We left in a heavy dust storm. The car crawled forward slowly, rocking back and forth on the rocky paths, and I felt as though I were in a boat being tossed about by waves. Yusuf said not to worry, that if they came to take me he would fight them. We drove from village to village with Qadim ahead on the motorcycle. In my loneliness it occurred to me that we had driven through an entire district, through many villages, and there was no authority other than the Taliban, who seemed completely comfortable in their territory and not half as concerned about the Americans as I was. “We have problem,” Kamal said, but he didn’t elaborate when I asked what it was. On the road I struggled to find network reception for my phone, cursing as the bars appeared and disappeared. I reached another one of my contacts. “I spoke to Dr. Khalil,” he said. “If they behave bad with you, don’t worry. They just want to punish you, but everything is okay. I have only one more guy to call, who is bigger than Dr. Khalil.” Shafiq also told me not to worry; he would get killed before he left me. We crawled at a snail’s pace to our denouement in a dark empty desert, which only made me more tense. I could see nothing on the horizon; it was clear we had a long way to go. I asked Shafiq if Dr. Khalil was a nice guy, a good guy. “He’s like you,” Shafiq answered cryptically. “No Muslim is a bad man. Don’t worry, the Doctor has a gun and I have a gun.” Dr. Khalil, apparently, was a Tajik, not a Pashtun, which was very unusual for a senior Taliban commander like him, and he was from the Tajik village of Asfanda in Ghazni. He had recently been released from an Afghan prison in a prisoner exchange. Shafiq later said that as soon as Dr. Khalil heard I was a foreigner, he thought he would be rich. He called his superiors and told them he caught Shafiq with a foreign spy. He called Mansur Dadullah and told him, “I arrested a foreigner and an Afghan in Wardak and brought them to Ghazni.” Mansur Dadullah was the brother of the slain Mullah Dadullah, who had commanded Taliban military operations after the 2001 American invasion until he was killed in May 2007. Mansur Dadullah was released with other Taliban prisoners in March 2007 in exchange for the Taliban release of an Italian journalist. He then commanded Taliban operations in some of the most dangerous southern provinces and served as a spokesman until he was reportedly demoted by Mullah Omar.

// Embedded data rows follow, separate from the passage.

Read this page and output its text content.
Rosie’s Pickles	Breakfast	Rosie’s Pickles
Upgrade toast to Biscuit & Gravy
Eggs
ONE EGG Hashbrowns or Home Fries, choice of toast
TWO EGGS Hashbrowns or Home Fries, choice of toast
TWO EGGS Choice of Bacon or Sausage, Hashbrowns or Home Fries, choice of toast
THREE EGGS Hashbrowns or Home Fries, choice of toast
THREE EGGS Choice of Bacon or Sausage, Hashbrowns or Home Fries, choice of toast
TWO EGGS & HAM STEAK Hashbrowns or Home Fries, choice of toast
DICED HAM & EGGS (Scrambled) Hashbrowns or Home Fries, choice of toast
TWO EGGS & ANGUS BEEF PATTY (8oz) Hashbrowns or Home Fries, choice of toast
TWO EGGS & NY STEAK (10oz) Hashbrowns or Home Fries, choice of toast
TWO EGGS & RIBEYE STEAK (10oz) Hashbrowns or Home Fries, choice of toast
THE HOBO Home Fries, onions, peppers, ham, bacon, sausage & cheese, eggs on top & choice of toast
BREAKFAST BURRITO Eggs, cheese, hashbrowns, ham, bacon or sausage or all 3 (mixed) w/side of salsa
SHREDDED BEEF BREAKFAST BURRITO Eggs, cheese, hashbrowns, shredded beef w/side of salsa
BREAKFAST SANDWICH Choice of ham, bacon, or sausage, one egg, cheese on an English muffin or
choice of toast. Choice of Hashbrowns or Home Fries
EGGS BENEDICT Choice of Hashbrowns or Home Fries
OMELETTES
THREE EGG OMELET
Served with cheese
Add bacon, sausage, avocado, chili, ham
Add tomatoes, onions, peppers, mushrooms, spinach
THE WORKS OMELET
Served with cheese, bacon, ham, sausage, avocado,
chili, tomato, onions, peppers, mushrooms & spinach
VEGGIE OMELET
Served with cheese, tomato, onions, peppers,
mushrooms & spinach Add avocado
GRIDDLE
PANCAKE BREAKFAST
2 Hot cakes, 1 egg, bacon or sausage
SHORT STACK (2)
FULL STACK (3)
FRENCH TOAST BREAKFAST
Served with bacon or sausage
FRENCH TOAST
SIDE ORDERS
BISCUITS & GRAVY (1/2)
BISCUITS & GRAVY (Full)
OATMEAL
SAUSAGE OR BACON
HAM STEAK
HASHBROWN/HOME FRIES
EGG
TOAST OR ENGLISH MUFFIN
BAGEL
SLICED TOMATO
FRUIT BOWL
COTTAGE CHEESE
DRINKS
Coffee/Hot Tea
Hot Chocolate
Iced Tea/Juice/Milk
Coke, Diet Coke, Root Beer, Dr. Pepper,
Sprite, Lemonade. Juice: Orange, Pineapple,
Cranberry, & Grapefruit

Mullah Abdillah called to say that he had reached a Taliban leader in Quetta in Pakistan and somebody in the United Arab Emirates, and they had promised to call Dr. Khalil and tell him not to harm us. “The Doctor will fight with me, not with you,” said Shafiq. My contact called again to tell me “they might slap you, but they won’t hit you or kill you, just punish you for coming without permission. They might keep you overnight as a guest. You are lucky you called me.” I felt some relief, but I was not convinced. Later he told me that Dr. Khalil had told him, “Don’t worry, we won’t do anything that isn’t Sharia,” but this was little consolation, since they considered Islamic law to permit beheading.